By: Ste Rowen
Ever since the inception of the super-middleweight division, American and British boxers have dominated it’s rankings and outstanding bouts. From Sugar Ray Leonard to Andre Ward, Joe Calzaghe to Callum Smith, super-middle has been one of the great divisions for boxers on either side of the Atlantic, and although we never got James Toney vs. Benn or Chris Eubank the final year of the teens, the 10’s, the tenties? Whatever the proper name for this decade is, it could be about to signal the biggest conflict between the US and Great Britain since the 1700’s.
After the roaring success of the World Boxing Super Series which concluded last September, there was a worry that the division might hit a lull in excitement. Worry no more. Where 2018 was the year of the cruiserweights, or more specifically, the year of Usyk, 2019 is set to be the year of the 168lbers.
Caleb Plant was the first to make his mark on the division this year when, thirteen days into 2019, the Tennessee-native dominated IBF champion, Jose Uzcategui, dropping him twice en route to a comfortable twelve-round decision. He joined titlists Callum Smith (WBC & Ring) as well as then WBO champ, Gilberto Ramirez.
Despite conflicting reports it appears Ramirez has vacated and is making the move up to light-heavyweight which has opened the door for another Brit to enter the title scene. At the time of writing, Billy Joe Saunders will fight Shefat Isufi in April for the WBO 168lb belt.
If Saunders wins, as is expected he will enter the super-middle scene just after his past adversary, Chris Eubank Jr pulled off a career-best performance to defeat former world title holder, James DeGale.
Last Saturday, Eubank dominated DeGale across twelve rounds. It was very reminiscent of Plant’s performance vs. Uzcategui. Chris dropped DeGale twice en route to a unanimous decision win, which turned out to be a little too close on the official scorecards – Howard Foster, it’s time to call it a day – But despite the cards, the IBO champion’s performance and general fighting style and intrigue means nobody will forget him when talking about the biggest fights that can be made in the division.
A couple of hours after Eubank pulled off the slight upset over British rival, DeGale, brother of a former DeGale opponent, Anthony Dirrell was announcing himself back into view with a split – and slightly controversial – decision win over Avni Yildrim.
The curious career of Dirrell continues.

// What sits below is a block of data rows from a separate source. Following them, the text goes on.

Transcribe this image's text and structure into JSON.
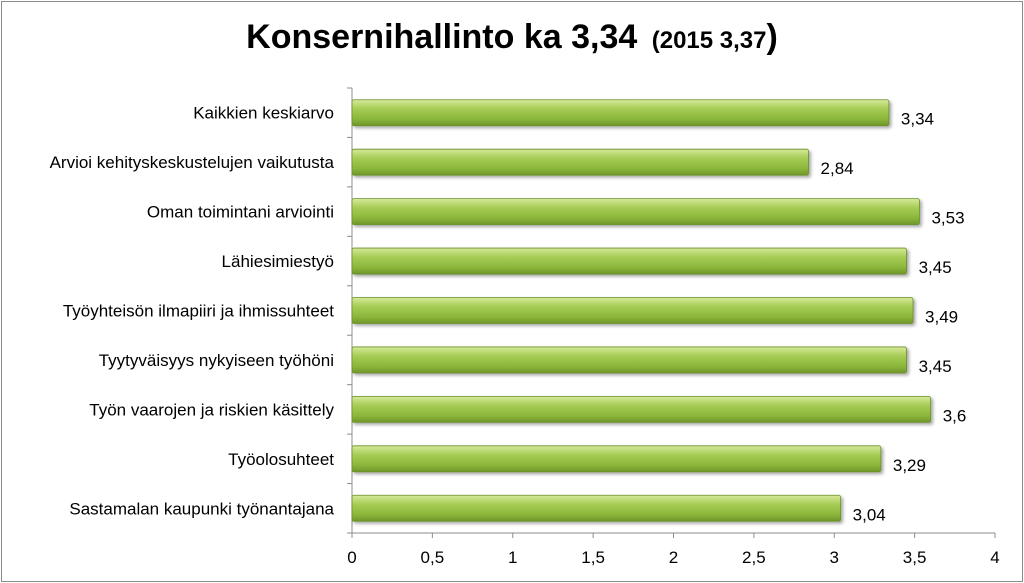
{
  "chart_data": {
    "type": "bar",
    "orientation": "horizontal",
    "title": "Konsernihallinto ka 3,34",
    "subtitle": "(2015  3,37",
    "title_close": ")",
    "categories": [
      "Kaikkien keskiarvo",
      "Arvioi kehityskeskustelujen vaikutusta",
      "Oman toimintani arviointi",
      "Lähiesimiestyö",
      "Työyhteisön ilmapiiri ja ihmissuhteet",
      "Tyytyväisyys nykyiseen työhöni",
      "Työn vaarojen ja riskien käsittely",
      "Työolosuhteet",
      "Sastamalan kaupunki työnantajana"
    ],
    "values": [
      3.34,
      2.84,
      3.53,
      3.45,
      3.49,
      3.45,
      3.6,
      3.29,
      3.04
    ],
    "value_labels": [
      "3,34",
      "2,84",
      "3,53",
      "3,45",
      "3,49",
      "3,45",
      "3,6",
      "3,29",
      "3,04"
    ],
    "xlim": [
      0,
      4
    ],
    "xticks": [
      0,
      0.5,
      1,
      1.5,
      2,
      2.5,
      3,
      3.5,
      4
    ],
    "xtick_labels": [
      "0",
      "0,5",
      "1",
      "1,5",
      "2",
      "2,5",
      "3",
      "3,5",
      "4"
    ],
    "grid": false,
    "legend": "none",
    "bar_color": "#8dba3c"
  }
}
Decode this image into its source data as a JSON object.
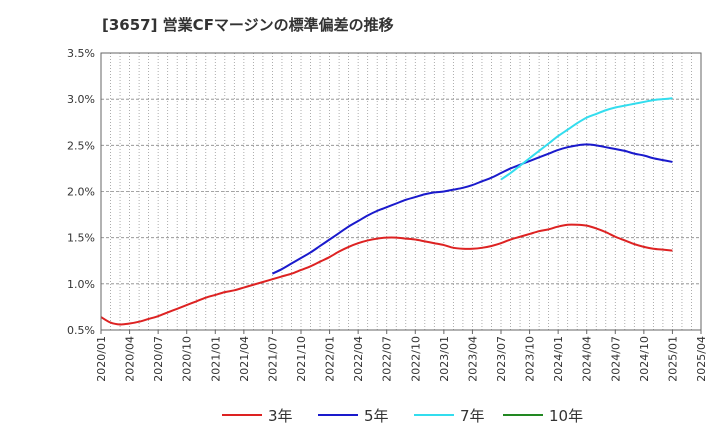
{
  "chart_data": {
    "type": "line",
    "title": "[3657]  営業CFマージンの標準偏差の推移",
    "xlabel": "",
    "ylabel": "",
    "ylim": [
      0.5,
      3.5
    ],
    "yticks": [
      "0.5%",
      "1.0%",
      "1.5%",
      "2.0%",
      "2.5%",
      "3.0%",
      "3.5%"
    ],
    "xticks": [
      "2020/01",
      "2020/04",
      "2020/07",
      "2020/10",
      "2021/01",
      "2021/04",
      "2021/07",
      "2021/10",
      "2022/01",
      "2022/04",
      "2022/07",
      "2022/10",
      "2023/01",
      "2023/04",
      "2023/07",
      "2023/10",
      "2024/01",
      "2024/04",
      "2024/07",
      "2024/10",
      "2025/01",
      "2025/04"
    ],
    "grid": true,
    "legend_position": "bottom",
    "series": [
      {
        "name": "3年",
        "color": "#dd2222",
        "x": [
          "2020/01",
          "2020/02",
          "2020/03",
          "2020/04",
          "2020/05",
          "2020/06",
          "2020/07",
          "2020/08",
          "2020/09",
          "2020/10",
          "2020/11",
          "2020/12",
          "2021/01",
          "2021/02",
          "2021/03",
          "2021/04",
          "2021/05",
          "2021/06",
          "2021/07",
          "2021/08",
          "2021/09",
          "2021/10",
          "2021/11",
          "2021/12",
          "2022/01",
          "2022/02",
          "2022/03",
          "2022/04",
          "2022/05",
          "2022/06",
          "2022/07",
          "2022/08",
          "2022/09",
          "2022/10",
          "2022/11",
          "2022/12",
          "2023/01",
          "2023/02",
          "2023/03",
          "2023/04",
          "2023/05",
          "2023/06",
          "2023/07",
          "2023/08",
          "2023/09",
          "2023/10",
          "2023/11",
          "2023/12",
          "2024/01",
          "2024/02",
          "2024/03",
          "2024/04",
          "2024/05",
          "2024/06",
          "2024/07",
          "2024/08",
          "2024/09",
          "2024/10",
          "2024/11",
          "2024/12",
          "2025/01"
        ],
        "values": [
          0.64,
          0.58,
          0.56,
          0.57,
          0.59,
          0.62,
          0.65,
          0.69,
          0.73,
          0.77,
          0.81,
          0.85,
          0.88,
          0.91,
          0.93,
          0.96,
          0.99,
          1.02,
          1.05,
          1.08,
          1.11,
          1.15,
          1.19,
          1.24,
          1.29,
          1.35,
          1.4,
          1.44,
          1.47,
          1.49,
          1.5,
          1.5,
          1.49,
          1.48,
          1.46,
          1.44,
          1.42,
          1.39,
          1.38,
          1.38,
          1.39,
          1.41,
          1.44,
          1.48,
          1.51,
          1.54,
          1.57,
          1.59,
          1.62,
          1.64,
          1.64,
          1.63,
          1.6,
          1.56,
          1.51,
          1.47,
          1.43,
          1.4,
          1.38,
          1.37,
          1.36
        ]
      },
      {
        "name": "5年",
        "color": "#1a1acc",
        "x": [
          "2021/07",
          "2021/08",
          "2021/09",
          "2021/10",
          "2021/11",
          "2021/12",
          "2022/01",
          "2022/02",
          "2022/03",
          "2022/04",
          "2022/05",
          "2022/06",
          "2022/07",
          "2022/08",
          "2022/09",
          "2022/10",
          "2022/11",
          "2022/12",
          "2023/01",
          "2023/02",
          "2023/03",
          "2023/04",
          "2023/05",
          "2023/06",
          "2023/07",
          "2023/08",
          "2023/09",
          "2023/10",
          "2023/11",
          "2023/12",
          "2024/01",
          "2024/02",
          "2024/03",
          "2024/04",
          "2024/05",
          "2024/06",
          "2024/07",
          "2024/08",
          "2024/09",
          "2024/10",
          "2024/11",
          "2024/12",
          "2025/01"
        ],
        "values": [
          1.11,
          1.16,
          1.22,
          1.28,
          1.34,
          1.41,
          1.48,
          1.55,
          1.62,
          1.68,
          1.74,
          1.79,
          1.83,
          1.87,
          1.91,
          1.94,
          1.97,
          1.99,
          2.0,
          2.02,
          2.04,
          2.07,
          2.11,
          2.15,
          2.2,
          2.25,
          2.29,
          2.33,
          2.37,
          2.41,
          2.45,
          2.48,
          2.5,
          2.51,
          2.5,
          2.48,
          2.46,
          2.44,
          2.41,
          2.39,
          2.36,
          2.34,
          2.32
        ]
      },
      {
        "name": "7年",
        "color": "#33ddee",
        "x": [
          "2023/07",
          "2023/08",
          "2023/09",
          "2023/10",
          "2023/11",
          "2023/12",
          "2024/01",
          "2024/02",
          "2024/03",
          "2024/04",
          "2024/05",
          "2024/06",
          "2024/07",
          "2024/08",
          "2024/09",
          "2024/10",
          "2024/11",
          "2024/12",
          "2025/01"
        ],
        "values": [
          2.13,
          2.2,
          2.28,
          2.36,
          2.44,
          2.52,
          2.6,
          2.67,
          2.74,
          2.8,
          2.84,
          2.88,
          2.91,
          2.93,
          2.95,
          2.97,
          2.99,
          3.0,
          3.01
        ]
      },
      {
        "name": "10年",
        "color": "#228822",
        "x": [],
        "values": []
      }
    ]
  }
}
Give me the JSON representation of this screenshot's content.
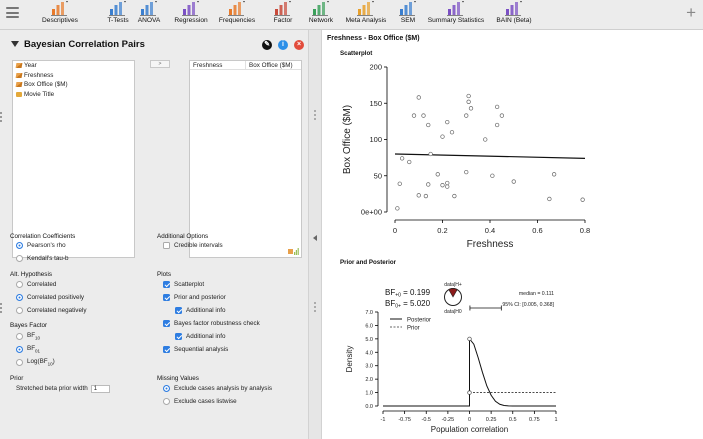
{
  "toolbar": {
    "items": [
      {
        "label": "Descriptives",
        "icon": "descriptives-icon"
      },
      {
        "label": "T-Tests",
        "icon": "ttests-icon"
      },
      {
        "label": "ANOVA",
        "icon": "anova-icon"
      },
      {
        "label": "Regression",
        "icon": "regression-icon"
      },
      {
        "label": "Frequencies",
        "icon": "frequencies-icon"
      },
      {
        "label": "Factor",
        "icon": "factor-icon"
      },
      {
        "label": "Network",
        "icon": "network-icon"
      },
      {
        "label": "Meta Analysis",
        "icon": "meta-analysis-icon"
      },
      {
        "label": "SEM",
        "icon": "sem-icon"
      },
      {
        "label": "Summary Statistics",
        "icon": "summary-statistics-icon"
      },
      {
        "label": "BAIN (Beta)",
        "icon": "bain-icon"
      }
    ],
    "add_label": "+"
  },
  "panel": {
    "title": "Bayesian Correlation Pairs",
    "variables": [
      {
        "name": "Year",
        "type": "scale"
      },
      {
        "name": "Freshness",
        "type": "scale"
      },
      {
        "name": "Box Office ($M)",
        "type": "scale"
      },
      {
        "name": "Movie Title",
        "type": "nominal"
      }
    ],
    "move_label": ">",
    "assigned": [
      "Freshness",
      "Box Office ($M)"
    ],
    "correlation_coefficients": {
      "label": "Correlation Coefficients",
      "pearson": "Pearson's rho",
      "kendall": "Kendall's tau-b",
      "selected": "pearson"
    },
    "alt_hypothesis": {
      "label": "Alt. Hypothesis",
      "correlated": "Correlated",
      "positive": "Correlated positively",
      "negative": "Correlated negatively",
      "selected": "positive"
    },
    "bayes_factor": {
      "label": "Bayes Factor",
      "bf10": "BF",
      "bf10_sub": "10",
      "bf01": "BF",
      "bf01_sub": "01",
      "logbf": "Log(BF",
      "logbf_sub": "10",
      "logbf_close": ")",
      "selected": "bf01"
    },
    "prior": {
      "label": "Prior",
      "width_label": "Stretched beta prior width",
      "width_value": "1"
    },
    "additional_options": {
      "label": "Additional Options",
      "credible_intervals": "Credible intervals"
    },
    "plots": {
      "label": "Plots",
      "scatterplot": "Scatterplot",
      "prior_posterior": "Prior and posterior",
      "additional_info": "Additional info",
      "robustness": "Bayes factor robustness check",
      "robustness_info": "Additional info",
      "sequential": "Sequential analysis"
    },
    "missing_values": {
      "label": "Missing Values",
      "pairwise": "Exclude cases analysis by analysis",
      "listwise": "Exclude cases listwise",
      "selected": "pairwise"
    }
  },
  "output": {
    "section_title": "Freshness - Box Office ($M)",
    "scatter_title": "Scatterplot",
    "prior_title": "Prior and Posterior",
    "bf10_text": "BF",
    "bf10_sub": "+0",
    "bf10_value": "= 0.199",
    "bf01_text": "BF",
    "bf01_sub": "0+",
    "bf01_value": "= 5.020",
    "data_h1": "data|H+",
    "data_h0": "data|H0",
    "median_text": "median = 0.111",
    "ci_text": "95% CI: [0.005, 0.368]",
    "posterior_label": "Posterior",
    "prior_label": "Prior"
  },
  "chart_data": [
    {
      "type": "scatter",
      "title": "",
      "xlabel": "Freshness",
      "ylabel": "Box Office ($M)",
      "xlim": [
        0,
        0.8
      ],
      "ylim": [
        0,
        200
      ],
      "xticks": [
        "0",
        "0.2",
        "0.4",
        "0.6",
        "0.8"
      ],
      "yticks": [
        "0e+00",
        "50",
        "100",
        "150",
        "200"
      ],
      "points": [
        [
          0.01,
          5
        ],
        [
          0.02,
          39
        ],
        [
          0.03,
          74
        ],
        [
          0.06,
          69
        ],
        [
          0.08,
          133
        ],
        [
          0.1,
          23
        ],
        [
          0.1,
          158
        ],
        [
          0.12,
          133
        ],
        [
          0.13,
          22
        ],
        [
          0.14,
          38
        ],
        [
          0.14,
          120
        ],
        [
          0.15,
          80
        ],
        [
          0.18,
          52
        ],
        [
          0.2,
          104
        ],
        [
          0.2,
          37
        ],
        [
          0.22,
          124
        ],
        [
          0.22,
          35
        ],
        [
          0.22,
          40
        ],
        [
          0.24,
          110
        ],
        [
          0.25,
          22
        ],
        [
          0.3,
          55
        ],
        [
          0.3,
          133
        ],
        [
          0.31,
          160
        ],
        [
          0.31,
          152
        ],
        [
          0.32,
          143
        ],
        [
          0.38,
          100
        ],
        [
          0.41,
          50
        ],
        [
          0.43,
          120
        ],
        [
          0.43,
          145
        ],
        [
          0.45,
          133
        ],
        [
          0.5,
          42
        ],
        [
          0.65,
          18
        ],
        [
          0.67,
          52
        ],
        [
          0.79,
          17
        ]
      ],
      "regression_line": [
        [
          0,
          80
        ],
        [
          0.8,
          74
        ]
      ]
    },
    {
      "type": "line",
      "title": "",
      "xlabel": "Population correlation",
      "ylabel": "Density",
      "xlim": [
        -1,
        1
      ],
      "ylim": [
        0,
        7
      ],
      "xticks": [
        "-1",
        "-0.75",
        "-0.5",
        "-0.25",
        "0",
        "0.25",
        "0.5",
        "0.75",
        "1"
      ],
      "yticks": [
        "0.0",
        "1.0",
        "2.0",
        "3.0",
        "4.0",
        "5.0",
        "6.0",
        "7.0"
      ],
      "series": [
        {
          "name": "Posterior",
          "style": "solid",
          "x": [
            0,
            0.05,
            0.1,
            0.15,
            0.2,
            0.25,
            0.3,
            0.35,
            0.4,
            0.45,
            0.5,
            1
          ],
          "y": [
            5.0,
            4.6,
            3.6,
            2.5,
            1.5,
            0.8,
            0.35,
            0.13,
            0.04,
            0.01,
            0,
            0
          ]
        },
        {
          "name": "Prior",
          "style": "dashed",
          "x": [
            0,
            1
          ],
          "y": [
            1.0,
            1.0
          ]
        }
      ],
      "credible_interval": [
        0.005,
        0.368
      ]
    }
  ]
}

His only pro-defeat has come at the hands of Badou Jack back in 2015, and despite proving himself to be just above fringe level multiple times, including a 1st round KO of former champion, Caleb Truax; inactivity has seriously hampered the Michigan boxer. But with the top 10 looking as it currently does, it’s gonna be difficult to find a fight that won’t define the top super-middleweight’s careers.
So let’s assume that Ramirez has moved up to light-heavy and Billy Joe Saunders will fight and win the vacated WBO – sorry Shefat. I’ll publicly apologize if you beat Saunders in April – then the 168lb scene is set to draw it’s battle-lines in a dysfunctional US vs. UK way.
On one side of the Atlantic: Caleb Plant, the unbeaten IBF champion; alongside Anthony Dirrell, WBC titlist with just one defeat on his record and almost forgotten.
On the other we have: Callum Smith, WBA and Ring king, arguably the only man who has a legitimate claim to being #1 in the division; Then Chris Eubank Jr, holder of the minor IBO belt but more importantly the victor over DeGale; and Billy Joe Saunders, the unproven entity at 168 but it feels safe to assume he’ll fit in nicely considering his style of technical boxing.
But don’t forget the US wildcard: former WBC champion, David Benavidez lurking in the background, itching to gain back his title and claim supremacy. David at just 22-years old lost his belt outside the ring and based on the evidence of his past performances, a switched-on Benavidez is a world class fighter.
In the 90’s the division was on the verge of a Roy Jones Jr/Toney/Benn/Eubank round robin that never occurred. When you look at the world champions and challengers right now, it will be just as much of a disappointment in two years if we’re not talking about the Smith/Plant/Eubank/Dirrell/Saunders/Benavidez wars of 2019.
Somebody give Kalle Sauerland a call for a WBSS Super-Middleweight 2 ASAP.